Infine, il testo unico sull’immigrazione è stato di recente modificato dal D.L. 18 febbraio 2015 n.7, conv. dalla L. 17 aprile 2015 n. 43 (recante misure urgenti per il contrasto del terrorismo, anche di matrice internazionale, nonché proroga delle missioni internazionali delle Forze armate e di polizia, iniziative di cooperazione allo sviluppo e sostegno ai processi di ricostruzione e partecipazione alle iniziative delle Organizzazioni internazionali per il consolidamento dei processi di pace e di stabilizzazione) e dalla Legge 29 luglio 2015, n. 115, recante Disposizioni per l’adempimento degli obblighi derivanti dall’appartenenza dell’Italia all’Unione europea. In particolare, l’art. 10 della legge 115/2015 prevede al comma 1: “All’articolo 5, comma 7-ter, secondo periodo, del testo unico delle disposizioni concernenti la disciplina dell’immigrazione e norme sulla condizione dello straniero, di cui al decreto legislativo 25 luglio 1998, n. 286, le parole: “L’allontanamento è eseguito” sono sostituite dalle seguenti: “In presenza di accordi o intese bilaterali con altri Stati membri dell’Unione europea entrati in vigore in data anteriore al 13 gennaio 2009, l’allontanamento è eseguito”.
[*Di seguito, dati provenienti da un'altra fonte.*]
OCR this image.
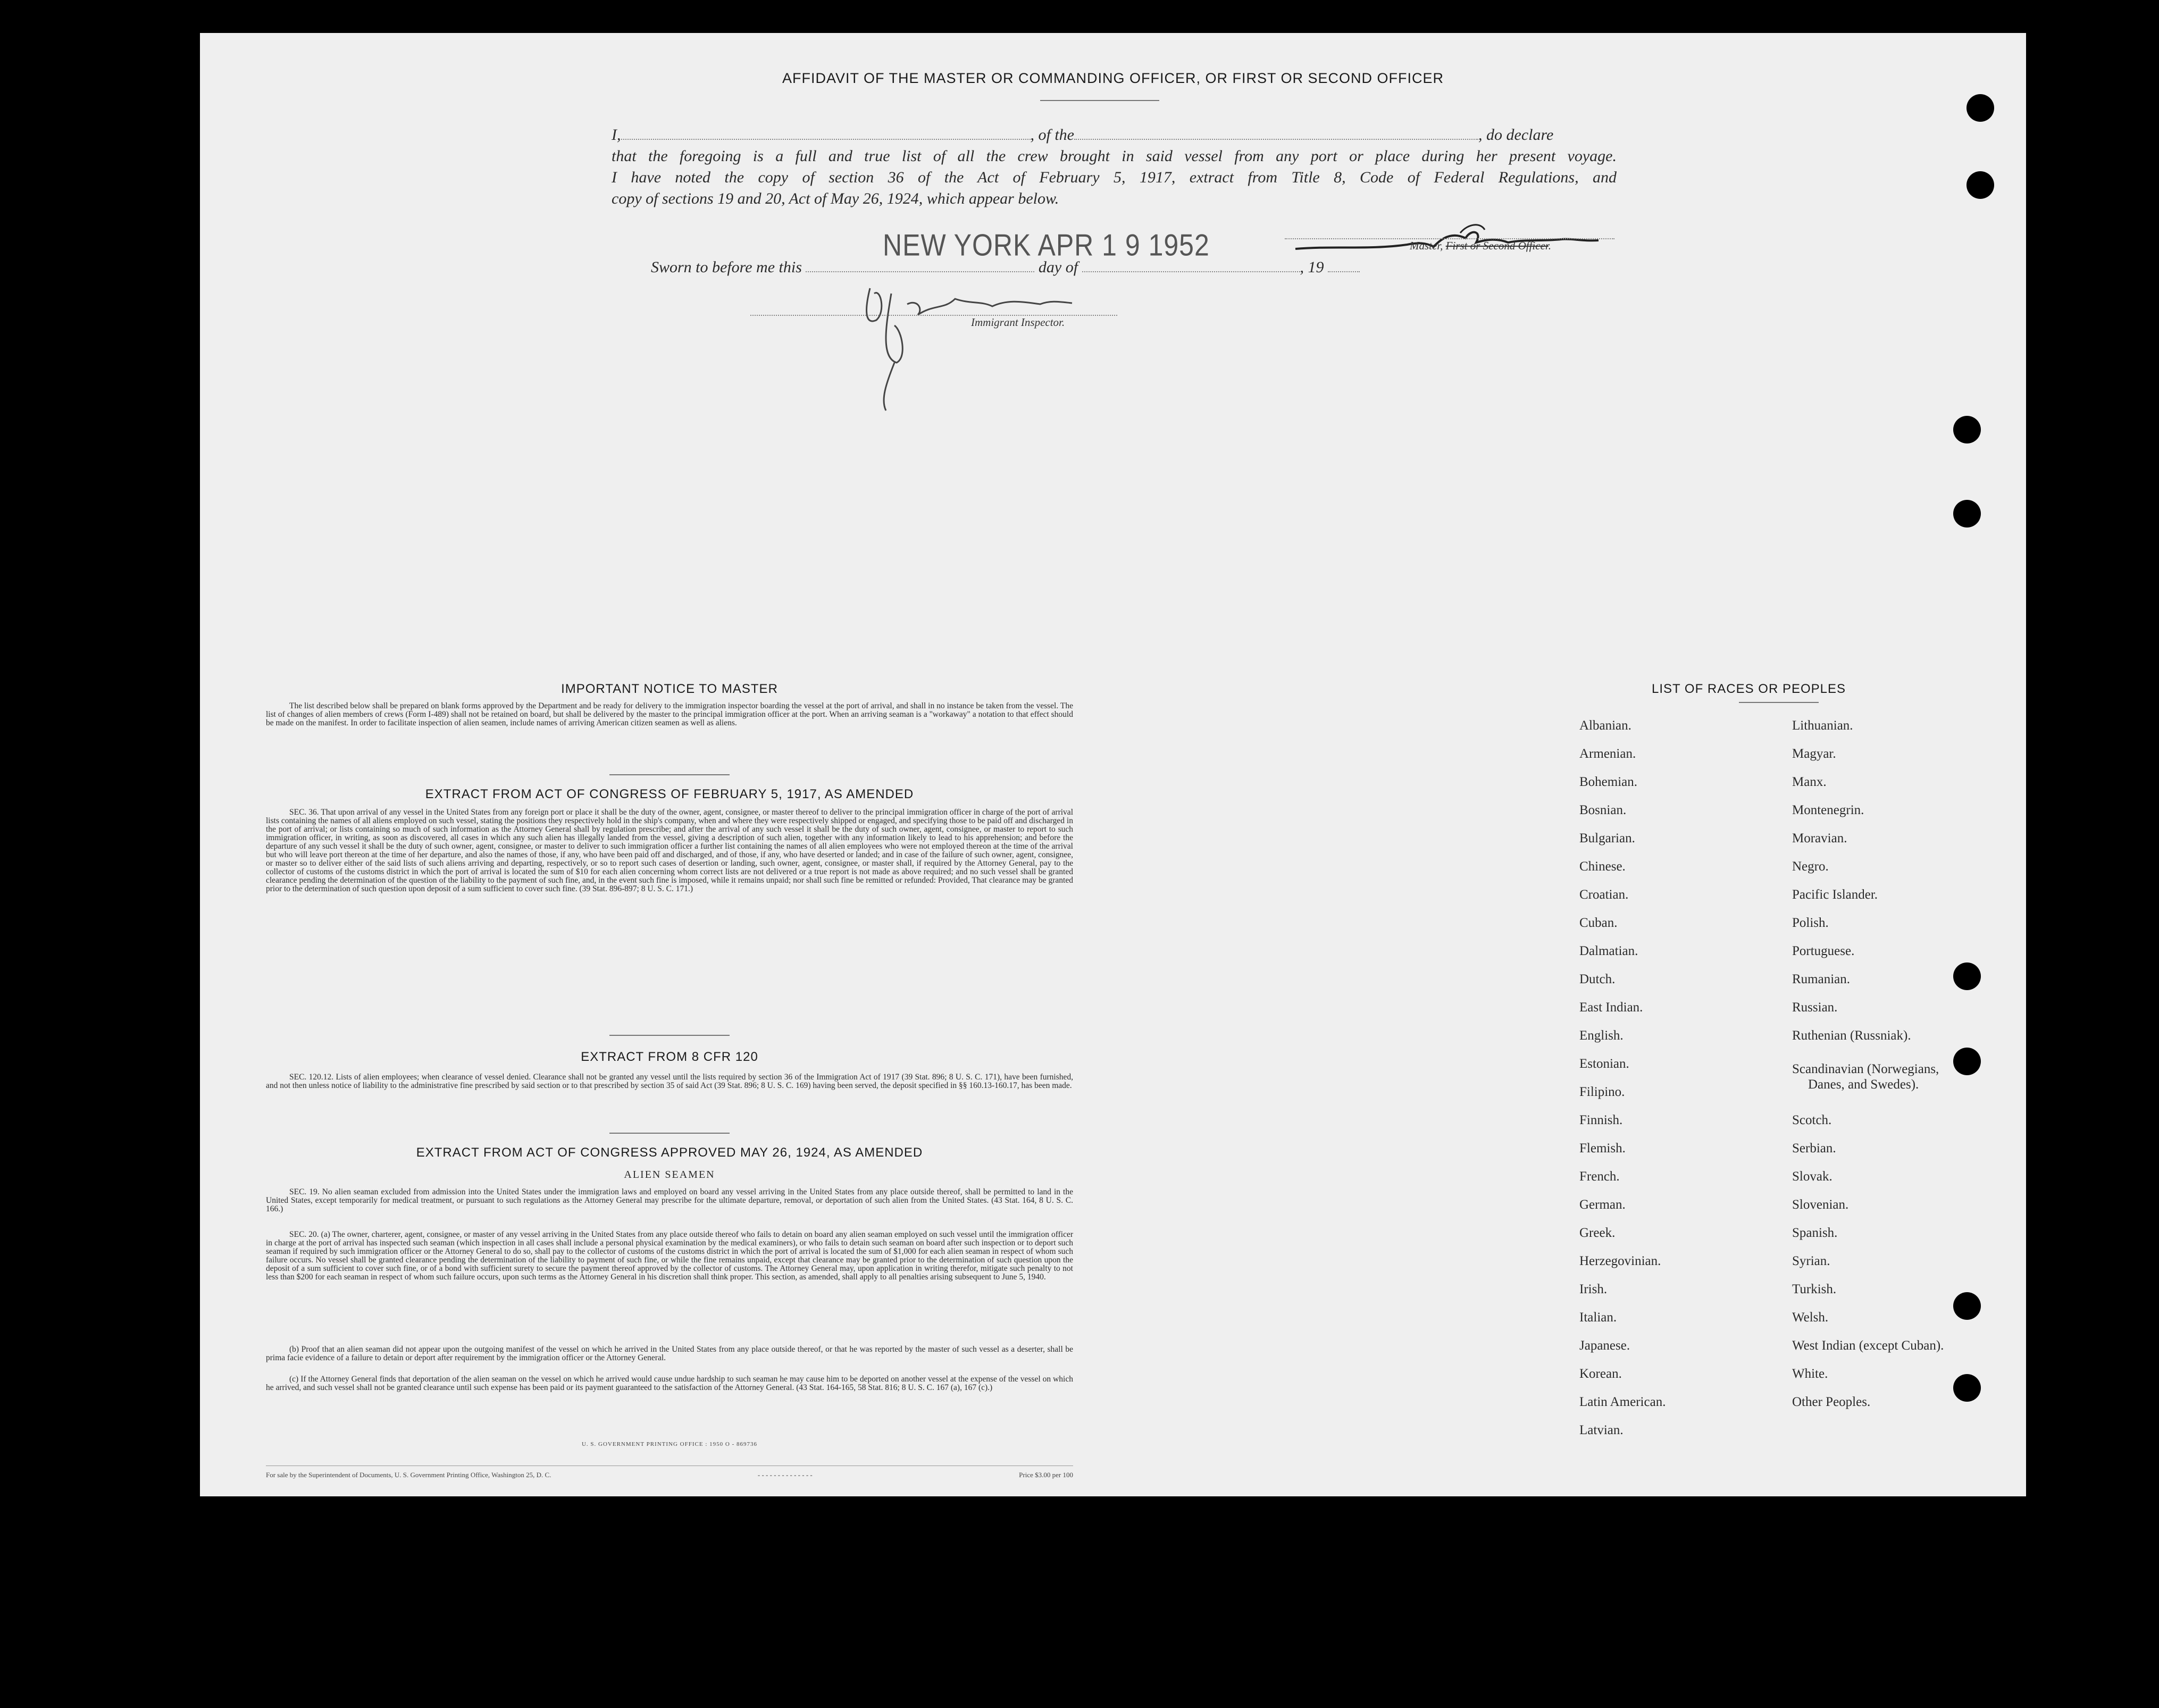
AFFIDAVIT OF THE MASTER OR COMMANDING OFFICER, OR FIRST OR SECOND OFFICER

I,	, of the	, do declare

that the foregoing is a full and true list of all the crew brought in said vessel from any port or place during her present voyage.

I have noted the copy of section 36 of the Act of February 5, 1917, extract from Title 8, Code of Federal Regulations, and

copy of sections 19 and 20, Act of May 26, 1924, which appear below.

NEW YORK APR 1 9 1952	Master, First or Second Officer.
Sworn to before me this	day of	, 19
Immigrant Inspector.
IMPORTANT NOTICE TO MASTER

The list described below shall be prepared on blank forms approved by the Department and be ready for delivery to the immigration inspector boarding the vessel at the port of arrival, and shall in no instance be taken from the vessel. The list of changes of alien members of crews (Form I-489) shall not be retained on board, but shall be delivered by the master to the principal immigration officer at the port. When an arriving seaman is a "workaway" a notation to that effect should be made on the manifest. In order to facilitate inspection of alien seamen, include names of arriving American citizen seamen as well as aliens.

EXTRACT FROM ACT OF CONGRESS OF FEBRUARY 5, 1917, AS AMENDED

SEC. 36. That upon arrival of any vessel in the United States from any foreign port or place it shall be the duty of the owner, agent, consignee, or master thereof to deliver to the principal immigration officer in charge of the port of arrival lists containing the names of all aliens employed on such vessel, stating the positions they respectively hold in the ship's company, when and where they were respectively shipped or engaged, and specifying those to be paid off and discharged in the port of arrival; or lists containing so much of such information as the Attorney General shall by regulation prescribe; and after the arrival of any such vessel it shall be the duty of such owner, agent, consignee, or master to report to such immigration officer, in writing, as soon as discovered, all cases in which any such alien has illegally landed from the vessel, giving a description of such alien, together with any information likely to lead to his apprehension; and before the departure of any such vessel it shall be the duty of such owner, agent, consignee, or master to deliver to such immigration officer a further list containing the names of all alien employees who were not employed thereon at the time of the arrival but who will leave port thereon at the time of her departure, and also the names of those, if any, who have been paid off and discharged, and of those, if any, who have deserted or landed; and in case of the failure of such owner, agent, consignee, or master so to deliver either of the said lists of such aliens arriving and departing, respectively, or so to report such cases of desertion or landing, such owner, agent, consignee, or master shall, if required by the Attorney General, pay to the collector of customs of the customs district in which the port of arrival is located the sum of $10 for each alien concerning whom correct lists are not delivered or a true report is not made as above required; and no such vessel shall be granted clearance pending the determination of the question of the liability to the payment of such fine, and, in the event such fine is imposed, while it remains unpaid; nor shall such fine be remitted or refunded: Provided, That clearance may be granted prior to the determination of such question upon deposit of a sum sufficient to cover such fine. (39 Stat. 896-897; 8 U. S. C. 171.)

EXTRACT FROM 8 CFR 120

SEC. 120.12. Lists of alien employees; when clearance of vessel denied. Clearance shall not be granted any vessel until the lists required by section 36 of the Immigration Act of 1917 (39 Stat. 896; 8 U. S. C. 171), have been furnished, and not then unless notice of liability to the administrative fine prescribed by said section or to that prescribed by section 35 of said Act (39 Stat. 896; 8 U. S. C. 169) having been served, the deposit specified in §§ 160.13-160.17, has been made.

EXTRACT FROM ACT OF CONGRESS APPROVED MAY 26, 1924, AS AMENDED
ALIEN SEAMEN

SEC. 19. No alien seaman excluded from admission into the United States under the immigration laws and employed on board any vessel arriving in the United States from any place outside thereof, shall be permitted to land in the United States, except temporarily for medical treatment, or pursuant to such regulations as the Attorney General may prescribe for the ultimate departure, removal, or deportation of such alien from the United States. (43 Stat. 164, 8 U. S. C. 166.)

SEC. 20. (a) The owner, charterer, agent, consignee, or master of any vessel arriving in the United States from any place outside thereof who fails to detain on board any alien seaman employed on such vessel until the immigration officer in charge at the port of arrival has inspected such seaman (which inspection in all cases shall include a personal physical examination by the medical examiners), or who fails to detain such seaman on board after such inspection or to deport such seaman if required by such immigration officer or the Attorney General to do so, shall pay to the collector of customs of the customs district in which the port of arrival is located the sum of $1,000 for each alien seaman in respect of whom such failure occurs. No vessel shall be granted clearance pending the determination of the liability to payment of such fine, or while the fine remains unpaid, except that clearance may be granted prior to the determination of such question upon the deposit of a sum sufficient to cover such fine, or of a bond with sufficient surety to secure the payment thereof approved by the collector of customs. The Attorney General may, upon application in writing therefor, mitigate such penalty to not less than $200 for each seaman in respect of whom such failure occurs, upon such terms as the Attorney General in his discretion shall think proper. This section, as amended, shall apply to all penalties arising subsequent to June 5, 1940.

(b) Proof that an alien seaman did not appear upon the outgoing manifest of the vessel on which he arrived in the United States from any place outside thereof, or that he was reported by the master of such vessel as a deserter, shall be prima facie evidence of a failure to detain or deport after requirement by the immigration officer or the Attorney General.

(c) If the Attorney General finds that deportation of the alien seaman on the vessel on which he arrived would cause undue hardship to such seaman he may cause him to be deported on another vessel at the expense of the vessel on which he arrived, and such vessel shall not be granted clearance until such expense has been paid or its payment guaranteed to the satisfaction of the Attorney General. (43 Stat. 164-165, 58 Stat. 816; 8 U. S. C. 167 (a), 167 (c).)

U. S. GOVERNMENT PRINTING OFFICE : 1950 O - 869736
For sale by the Superintendent of Documents, U. S. Government Printing Office, Washington 25, D. C.	- - - - - - - - - - - - - -	Price $3.00 per 100
LIST OF RACES OR PEOPLES
Albanian.
Armenian.
Bohemian.
Bosnian.
Bulgarian.
Chinese.
Croatian.
Cuban.
Dalmatian.
Dutch.
East Indian.
English.
Estonian.
Filipino.
Finnish.
Flemish.
French.
German.
Greek.
Herzegovinian.
Irish.
Italian.
Japanese.
Korean.
Latin American.
Latvian.
Lithuanian.
Magyar.
Manx.
Montenegrin.
Moravian.
Negro.
Pacific Islander.
Polish.
Portuguese.
Rumanian.
Russian.
Ruthenian (Russniak).
Scandinavian (Norwegians,
Danes, and Swedes).
Scotch.
Serbian.
Slovak.
Slovenian.
Spanish.
Syrian.
Turkish.
Welsh.
West Indian (except Cuban).
White.
Other Peoples.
Come si può osservare, una politica migratoria all’italiana, basata sul sistema delle sanatorie, si è rilevata fallimentare in quanto, tra le altre, non ha consentito di far fronte ad una situazione di profonda criticità, quale è quella della stabilizzazione del numero di migranti irregolari presenti nel nostro Paese. Dunque, l’analisi della questione non può che destare da una parte una riflessione relativa all’esistenza di un perverso circolo politico mediatico, proclive a fomentare pregiudizi e paure e tale da distorcere la realtà obiettiva rispetto a quella soggettivamente percepita; dall’altra, una riflessione sulla dimensione della cittadinanza, che, in un siffatto contesto, rappresenta il vero motore del processo di integrazione politica, in grado di celebrare l’Europa come uno spazio di libertà, sicurezza e giustizia.

Al di là degli scontri, il più delle volte dettati dall’emotività, è necessario, con oggettività e imparzialità, volgere uno sguardo realistico nei confronti del fenomeno, che lo si voglia o no, deve essere opportunamente affrontato.
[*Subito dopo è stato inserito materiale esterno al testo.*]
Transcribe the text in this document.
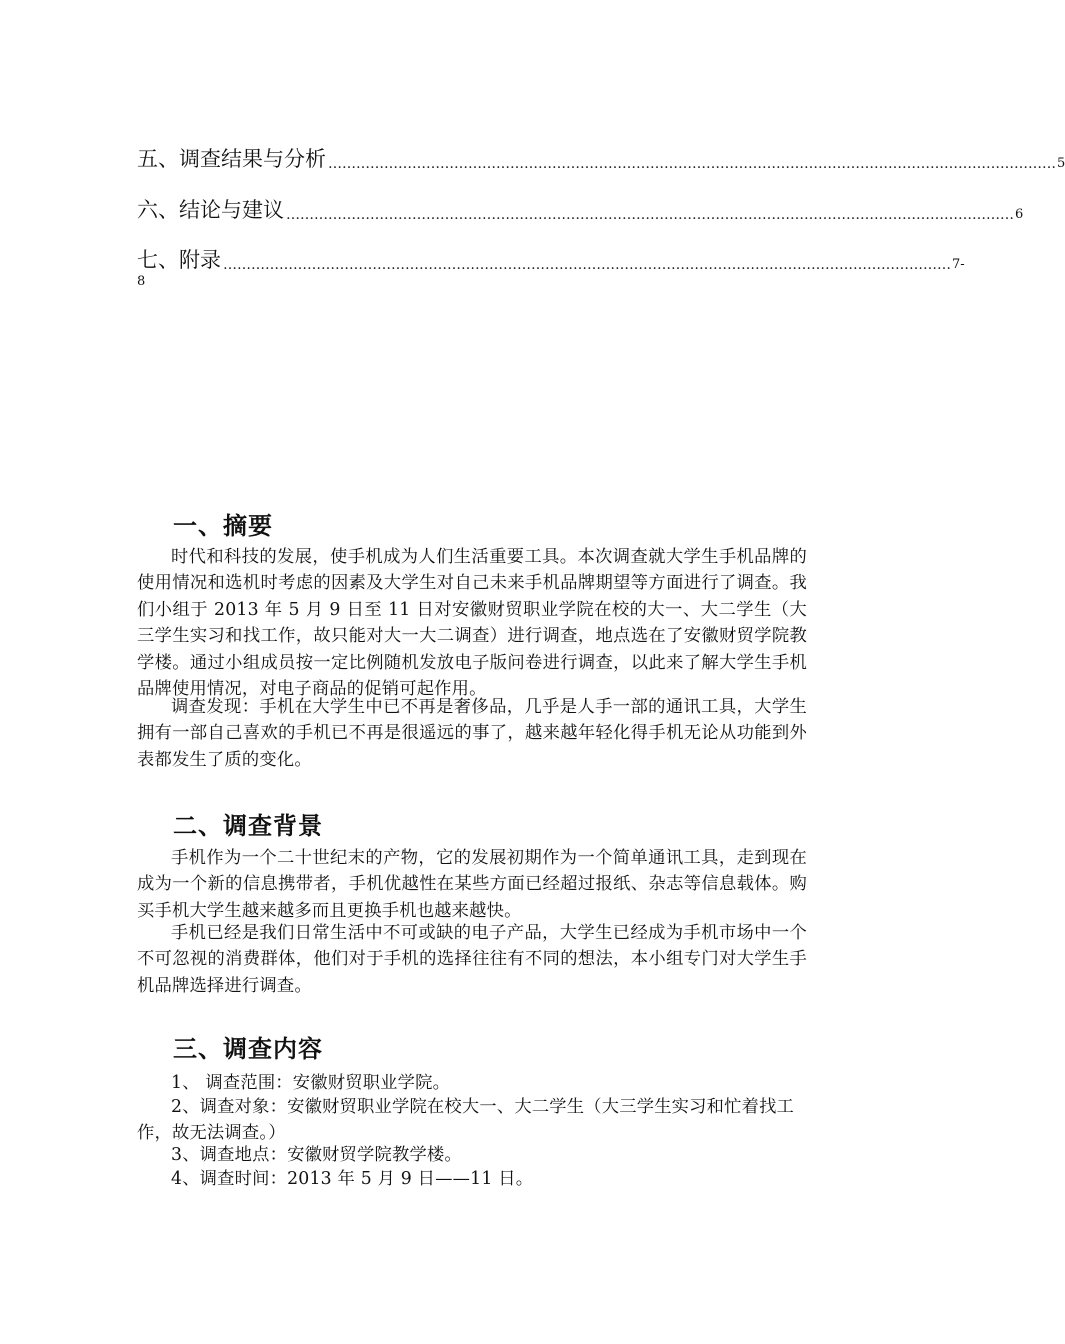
五、调查结果与分析 ………………………………………………………………………………………………………………………………………… 5
六、结论与建议 ………………………………………………………………………………………………………………………………………… 6
七、附录 ………………………………………………………………………………………………………………………………………… 7-
8
一、摘要
时代和科技的发展，使手机成为人们生活重要工具。本次调查就大学生手机品牌的使用情况和选机时考虑的因素及大学生对自己未来手机品牌期望等方面进行了调查。我们小组于 2013 年 5 月 9 日至 11 日对安徽财贸职业学院在校的大一、大二学生（大三学生实习和找工作，故只能对大一大二调查）进行调查，地点选在了安徽财贸学院教学楼。通过小组成员按一定比例随机发放电子版问卷进行调查，以此来了解大学生手机品牌使用情况，对电子商品的促销可起作用。
调查发现：手机在大学生中已不再是奢侈品，几乎是人手一部的通讯工具，大学生拥有一部自己喜欢的手机已不再是很遥远的事了，越来越年轻化得手机无论从功能到外表都发生了质的变化。
二、调查背景
手机作为一个二十世纪末的产物，它的发展初期作为一个简单通讯工具，走到现在成为一个新的信息携带者，手机优越性在某些方面已经超过报纸、杂志等信息载体。购买手机大学生越来越多而且更换手机也越来越快。
手机已经是我们日常生活中不可或缺的电子产品，大学生已经成为手机市场中一个不可忽视的消费群体，他们对于手机的选择往往有不同的想法，本小组专门对大学生手机品牌选择进行调查。
三、调查内容
1、 调查范围：安徽财贸职业学院。
2、调查对象：安徽财贸职业学院在校大一、大二学生（大三学生实习和忙着找工作，故无法调查。）
3、调查地点：安徽财贸学院教学楼。
4、调查时间：2013 年 5 月 9 日——11 日。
Non si può negare che gli immigrati siano ormai parte integrante del nostro paesaggio urbano ed extra-urbano, della nostra cultura e della nostra economia. Diviene dunque fondamentale guardare con occhi diversi la figura del migrante, non solo come una minaccia da evitare o un dramma da compatire; occorre attrezzarsi seriamente per adottare un modus vivendi il più possibile rispettoso della dignità umana e dei diritti fondamentali universalmente sanciti.